Le renforcement des pouvoirs du Premier ministre Thaksin Shinawatra dans le sud musulman de la Thaïlande risque de provoquer une nouvelle escalade des violences, ont déclaré dimanche des analystes.
• Sukree Sukplang (AFP/AFP/Pool/Archives - dimanche 17 juillet 2005, 9h20)
dimanche 17 juillet 2005, 9h20
Thaïlande: le durcissement de Bangkok dans le sud risque d'entraîner une escalade des violences
BANGKOK (AFP) - Le renforcement des pouvoirs du Premier ministre Thaksin Shinawatra dans le sud musulman de la Thaïlande risque de provoquer une nouvelle escalade des violences, ont déclaré dimanche des analystes.
Le gouvernement a publié vendredi un décret conférant au Premier ministre une partie des pouvoirs de l'armée et l'autorisant à déclarer l'état d'urgence dans des provinces où des violences ont fait plus de 810 morts depuis janvier 2004.
Le Premier ministre s'est accordé ces vastes pouvoirs au lendemain d'une offensive qui a fait quatre nouveaux morts et d'attentats à la bombe qui ont paralysé la ville de Yala.
Ces mesures ont suscité des craintes qu'elles n'aient un effet contraire au but recherché.
Somboon Ahmad Bualuang, un musulman membre du Conseil de réconciliation nationale créé en mars pour faire des propositions de paix, a estimé qu'elle donnaient trop de pouvoirs à M. Thaksin sans rien faire pour faciliter une solution.
"La seule manière de traiter le problème est par la voie pacifique. Thaksin a écouté nos propositions mais il ne les a jamais mises en application dans le sud" où vit l'essentiel de la minorité musulmane de la Thaïlande, dit-il.
Le quotidien The Nation craint aussi que les violations des droits de l'homme n'empirent et que l'aliénation des musulmans ne se renforce.
"Le gouvernement n'a pas su gagner la confiance des musulmans thaïlandais dans l'Etat, un échec qui a contribué à la détérioration de la situation.
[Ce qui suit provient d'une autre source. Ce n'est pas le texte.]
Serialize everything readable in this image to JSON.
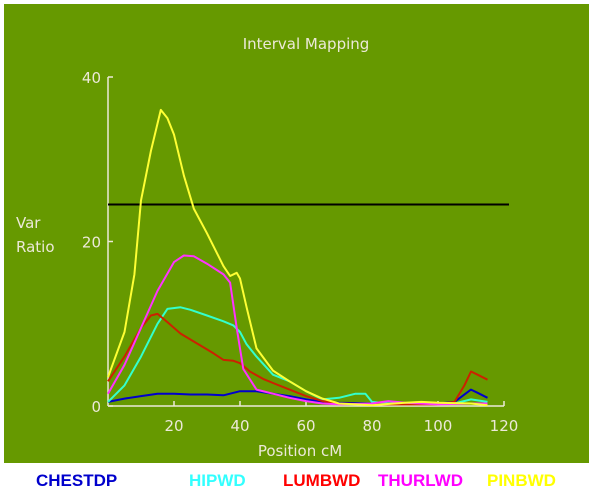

Il est impossible de comprendre logiquement comment le gouvernement peut croire que les pouvoirs absolus de Thaksin -- ce qui va accroître la méfiance à coup sur -- soient une bonne solution", écrit-il.
Le Pr Panitan Wattanayagorn, un spécialiste du sud, estime que Bangkok pourra enregistrer des bénéfices à court terme en renforçant le contrôle des services du Premier ministre sur les forces de sécurité.
"Mais je ne pense pas que cela fonctionnera à long terme", dit-il.
En attendant, les violences se poursuivent.
Dimanche, les autorités ont annoncé que deux policiers avaient été tués la veille dans la province de Narathiwat.
Dans celle de Yala, deux autres policiers et un passant ont été blessés dimanche dans un attentat à la bombe contre une voiture de police.
Au début de l'insurrection, M. Thaksin avait opté pour la fermeté mais depuis sa réélection en février il avait choisi une approche plus conciliante.
Les violences avaient diminué un temps mais ont repris en juin avec une série de décapitations et d'attentats.
Un responsable gouvernemental a estimé que le raid sur Yala avait été "la goutte qui fait déborder le vase".
Le gouvernement avait approuvé mardi un budget spécial de 66,3 millions de dollars pour l'acquisition d'armes et d'hélicoptères de combat pour le Sud.
Bangkok impute la violence à des séparatistes musulmans, des trafiquants et des réseaux du crime organisé.